We managed to produce around 18V with it when pedaling at a good speed without stopping.
Day 3
- The spindle from day 2 was a getting damaged by the friction so we had to change it and found a small wheel at Servei Estacio that we could attach to the motor shaft
- We added a diode to make sure the current flows only in one direction as we are here using a motor as a generator
- We added also a capacitor to make the voltage more steady
- We made a small wood support to attach the motor to the bike
Next steps
- Add fruses
- Make a more stable support
- Add a dimmer
- Vintage second hand home bike
- Second hand MY1016 350W 24V 2750RPM DC motor
- Rubber “wheel”bought at Cauchos Barcelona
- Nut turning on the left to attach to the motor shaft
- Conversor DC-DC adjustable 5A 75W
- Diode 6A
- We would like to have a lot of our designs open source for everyone to make use of.
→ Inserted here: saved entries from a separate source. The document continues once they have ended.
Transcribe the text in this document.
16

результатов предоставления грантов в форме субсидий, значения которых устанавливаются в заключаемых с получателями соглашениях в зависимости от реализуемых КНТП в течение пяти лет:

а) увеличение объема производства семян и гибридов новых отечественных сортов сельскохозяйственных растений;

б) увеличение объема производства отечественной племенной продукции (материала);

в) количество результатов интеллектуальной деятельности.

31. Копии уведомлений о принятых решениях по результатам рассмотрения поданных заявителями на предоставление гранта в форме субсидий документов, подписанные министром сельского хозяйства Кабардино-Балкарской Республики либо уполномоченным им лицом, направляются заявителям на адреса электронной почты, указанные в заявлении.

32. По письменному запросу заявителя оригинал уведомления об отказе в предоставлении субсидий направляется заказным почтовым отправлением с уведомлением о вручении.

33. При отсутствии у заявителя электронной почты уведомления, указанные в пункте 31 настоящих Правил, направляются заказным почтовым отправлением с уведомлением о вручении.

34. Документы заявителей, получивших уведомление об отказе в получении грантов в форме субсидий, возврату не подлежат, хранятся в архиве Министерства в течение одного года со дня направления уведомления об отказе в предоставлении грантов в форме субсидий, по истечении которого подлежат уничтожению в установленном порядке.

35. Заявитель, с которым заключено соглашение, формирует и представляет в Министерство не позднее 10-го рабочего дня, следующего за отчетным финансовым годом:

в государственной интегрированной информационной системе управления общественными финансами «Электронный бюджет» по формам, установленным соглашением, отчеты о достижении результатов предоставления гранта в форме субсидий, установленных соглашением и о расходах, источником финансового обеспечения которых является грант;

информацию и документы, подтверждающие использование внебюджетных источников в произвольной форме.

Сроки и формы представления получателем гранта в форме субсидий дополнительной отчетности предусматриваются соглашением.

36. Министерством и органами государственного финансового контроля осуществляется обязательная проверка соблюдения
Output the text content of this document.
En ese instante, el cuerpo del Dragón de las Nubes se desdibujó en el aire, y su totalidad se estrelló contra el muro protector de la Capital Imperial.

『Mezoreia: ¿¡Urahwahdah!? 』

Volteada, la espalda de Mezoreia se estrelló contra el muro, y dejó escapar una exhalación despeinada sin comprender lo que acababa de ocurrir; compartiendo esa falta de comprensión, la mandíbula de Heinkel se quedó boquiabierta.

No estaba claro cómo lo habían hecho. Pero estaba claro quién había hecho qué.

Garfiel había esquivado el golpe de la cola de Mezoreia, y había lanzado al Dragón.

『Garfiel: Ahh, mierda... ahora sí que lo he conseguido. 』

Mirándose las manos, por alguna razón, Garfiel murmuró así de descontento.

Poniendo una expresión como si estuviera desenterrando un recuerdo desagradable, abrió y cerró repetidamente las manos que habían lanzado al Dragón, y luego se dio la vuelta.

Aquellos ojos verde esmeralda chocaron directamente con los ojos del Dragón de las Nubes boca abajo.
Our goal is to create a movement and invite people to try for themselves the low-techs. With this we also intend for people to use their creativity to readapt the materials the have at hand or materials they recover into their devices.
As of now we are trying to do some events in which we attract people into this movement and engage with the community by providing unique experiences around low-techs. We want to collaborate with other members of the community that can add up to our project as well. Eventually we would like to grow into bigger events like the festivals that happen all year round in Barcelona. For now our future plans are Modular festival, Solar Biennale, Sonar and maybe even Primavera Sound! We would also like to keep our events versatile and talk about more things than just solar ovens so people know that this is something more than just changing the way we cook. Spinning studios are also one option to collaborate with, we could plan classes in which we generate electricity from their bikes. These events are one of the ways in which we can grow and sustain our project.
Another idea is to sell some of the products we designed specifically. We could sell them to anyone that wants to try these low techs by themselves and doesn't want to or has no time to build their own.
-The Majority of the setbacks we had were regarding electronics and finding specific pieces that we needed for our projects. In the case of the rotary base I struggled a lot to get right the holes of the lazy susan in the mdf laser cut piece. Also finding the right screws because they had to be a specific size so they didn't interfere with the rotation. The shape was also tricky and when cutting the living hinge for the circle's perimeter I had to scale it down because it didn't fit the laser bed.